Old 97 railway accident in Danville
The Old 97 was a train of the Southern Railway , which on the route from Monroe in the US state of Virginia to Spencer in North Carolina perverse and on 27 September 1903 at Stillhouse Trestle near Danville accident.
The Southern Railway had a contract with the US Mail which included a penalty for delays. That day, the train coming from Washington was already an hour late. Engine driver Joseph “Steve” A. Broady therefore received strict orders in Monroe to bring the train to Spencer on time. A planned stopover in Franklin Junction has been canceled. The route to Danville was characterized, among other things, by a number of difficult bends, which were also designated as slow driving areas. At the transition from a curve to a bridge over Cherrystone Creek, the train jumped off the track and fell into the depths. The engine driver knew the route from earlier journeys with freight trains and, according to traditional statements made to colleagues, was also aware of the problematic bridge. It was his first ride on a light mail train .

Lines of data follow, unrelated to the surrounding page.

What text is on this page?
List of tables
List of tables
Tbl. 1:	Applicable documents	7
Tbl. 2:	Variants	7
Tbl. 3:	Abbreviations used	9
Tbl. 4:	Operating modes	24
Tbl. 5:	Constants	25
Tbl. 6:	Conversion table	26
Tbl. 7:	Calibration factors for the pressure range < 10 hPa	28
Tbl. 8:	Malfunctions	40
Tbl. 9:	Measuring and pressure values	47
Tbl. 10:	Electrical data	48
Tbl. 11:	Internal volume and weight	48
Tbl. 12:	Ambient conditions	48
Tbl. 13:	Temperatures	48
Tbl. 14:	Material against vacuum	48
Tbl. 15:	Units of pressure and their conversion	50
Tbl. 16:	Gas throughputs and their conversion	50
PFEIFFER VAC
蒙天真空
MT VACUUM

In the area of the bridge, signs restricted speed to 15 miles per hour (mph). The bridge was technically designed for 25 mph. The train actually drove at around 50 to 60 mph. The cause of the accident is believed to have been a failure of the brake due to insufficient air pressure and breakage of the tire on the center drive wheel as a result of excessive speed in the curve. The insufficient air pressure resulted either from a defect in the air pump or from a regeneration time that was too short after previous braking maneuvers. In the run-up to the accident, the train driver may have misjudged the significantly poorer braking behavior of the four-car train compared to freight trains. At the time of the accident, the train had only caught up two minutes late.
Eleven people died in the accident: Joseph Andrew Broady (33, train driver), John Thomas Blair (37, train driver ), AC Clapp (33, stoker ), John Marshall Hodge (21, 2nd stoker), JS Moody (30, " Flagman ”) as well as some Railway Post Office officials who rode in the four cars : JL Thompson, 36, Scott Chamber (24), Daniel P. Flory (25), Paul N. Argenbright (23), Lewis W. Spies (34, died from injuries on October 6, 1903). In addition, Wentworth Armistead (17), who could not leave the train in Lynchburg in time before departure.

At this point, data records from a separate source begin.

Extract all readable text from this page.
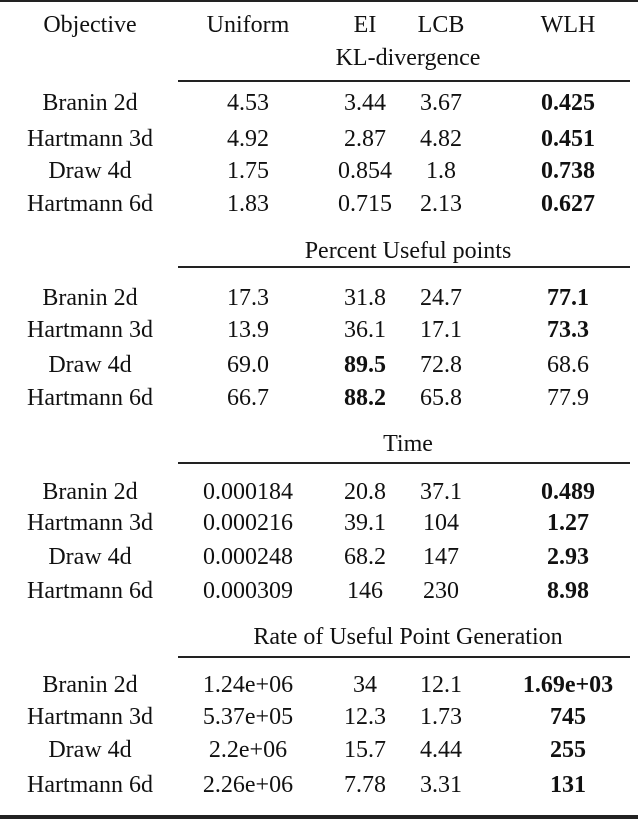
Objective	Uniform	EI	LCB	WLH
KL-divergence
Branin 2d	4.53	3.44	3.67	0.425
Hartmann 3d	4.92	2.87	4.82	0.451
Draw 4d	1.75	0.854	1.8	0.738
Hartmann 6d	1.83	0.715	2.13	0.627
Percent Useful points
Branin 2d	17.3	31.8	24.7	77.1
Hartmann 3d	13.9	36.1	17.1	73.3
Draw 4d	69.0	89.5	72.8	68.6
Hartmann 6d	66.7	88.2	65.8	77.9
Time
Branin 2d	0.000184	20.8	37.1	0.489
Hartmann 3d	0.000216	39.1	104	1.27
Draw 4d	0.000248	68.2	147	2.93
Hartmann 6d	0.000309	146	230	8.98
Rate of Useful Point Generation
Branin 2d	1.24e+06	34	12.1	1.69e+03
Hartmann 3d	5.37e+05	12.3	1.73	745
Draw 4d	2.2e+06	15.7	4.44	255
Hartmann 6d	2.26e+06	7.78	3.31	131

The train crash inspired some songwriters . On August 13, 1924, Vernon Dalhart played the title Wreck of the Old 97 / The Prisoner's Song (based on the melody of The Ship that Never Returned ), from which another nine versions were created for other record companies. The B-side The Prisoner's Song reached first place on the US charts after the single was released on October 3, 1924 . The single is often referred to as the first million seller in the American music industry and thus the first million seller in country music . The song was later recorded by various other artists such as Flatt & Scruggs , Johnny Cash , Hank Snow and the Seekers . The Texan country band "Old 97's" also named themselves after this song.

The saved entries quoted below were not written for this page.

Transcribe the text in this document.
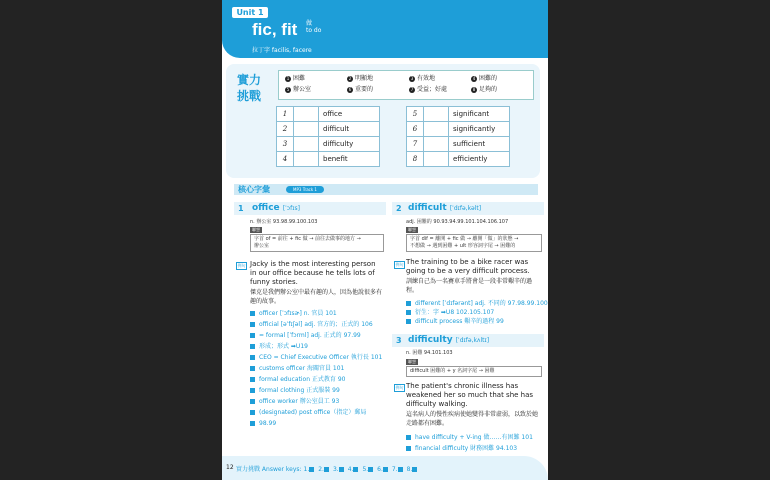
Unit 1
fic, fit 做
to do
拉丁字 facilis, facere
實力挑戰
1 困難	2 明顯地	3 有效地	4 困難的
5 辦公室	6 重要的	7 受益；好處	8 足夠的
1		office
2		difficult
3		difficulty
4		benefit
5		significant
6		significantly
7		sufficient
8		efficiently
核心字彙	MP3 Track 1
1 office [ˈɔfɪs]
n. 辦公室 93.98.99.100.103
聯想
字首 of = 前往 + fic 做 → 前往去做事的地方 →
辦公室
例句 Jacky is the most interesting person in our office because he tells lots of funny stories.
傑克是我們辦公室中最有趣的人，因為他說很多有趣的故事。
officer [ˈɔfɪsɚ] n. 官員 101
official [əˈfɪʃəl] adj. 官方的；正式的 106
= formal [ˈfɔrml] adj. 正式的 97.99
形成；形式 ➡U19
CEO = Chief Executive Officer 執行長 101
customs officer 海關官員 101
formal education 正式教育 90
formal clothing 正式服裝 99
office worker 辦公室員工 93
(designated) post office（指定）郵局
98.99
2 difficult [ˈdɪfə,kəlt]
adj. 困難的 90.93.94.99.101.104.106.107
聯想
字首 dif = 離開 + fic 做 → 離開「做」的狀態 →
不想做 → 遇到困難 + ult 形容詞字尾 → 困難的
例句 The training to be a bike racer was going to be a very difficult process.
訓練自己為一名賽車手將會是一段非常艱辛的過程。
different [ˈdɪfərənt] adj. 不同的 97.98.99.100
衍生：字 ➡U8 102.105.107
difficult process 艱辛的過程 99
3 difficulty [ˈdɪfə,kʌltɪ]
n. 困難 94.101.103
聯想
difficult 困難的 + y 名詞字尾 → 困難
例句 The patient's chronic illness has weakened her so much that she has difficulty walking.
這名病人的慢性疾病使她變得非常虛弱，以致於她走路都有困難。
have difficulty + V-ing 做……有困難 101
financial difficulty 財務困難 94.103
12 實力挑戰 Answer keys: 1. 2. 3. 4. 5. 6. 7. 8.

Pacific Data Images (today: PDI / DreamWorks SKG ) were also inspired in 1989 by this incident during the creation of Locomotion (Steve Goldberg), one of the first CGI shorts (3D computer graphics short film); Child-friendly, however, the little "Locomotive # 9" eventually overcomes the damaged bridge and reaches its destination on time.
- Civil trial 1905 in Danville, VA: testimony of WW Briggs
- Civil trial 1905 in Danville, VA: testimony of TP Bishop, CS Lake and WW Briggs
- Civil trial 1905 in Danville, VA: Statement from the Office of Superintendent of Southern Railway listening the assignments of Broady to trains
- Southern Railway "Book of Operating Rules", Rule No. 7, "... speed of passenger train will not exceed fifteen milies per hour over structures protected by slow boards ..."
- 1905 civil trial in Danville, VA: file note
- US railroaders call it "Whittling"
- civil trial in 1905 in Danville, VA: testimony of EH Coapman
- The Wreck of the old 97 , ISBN 978-1-59629-876-7 , page 111
- Joseph Murrells, Million Selling Records , 1985, pp. 19 f.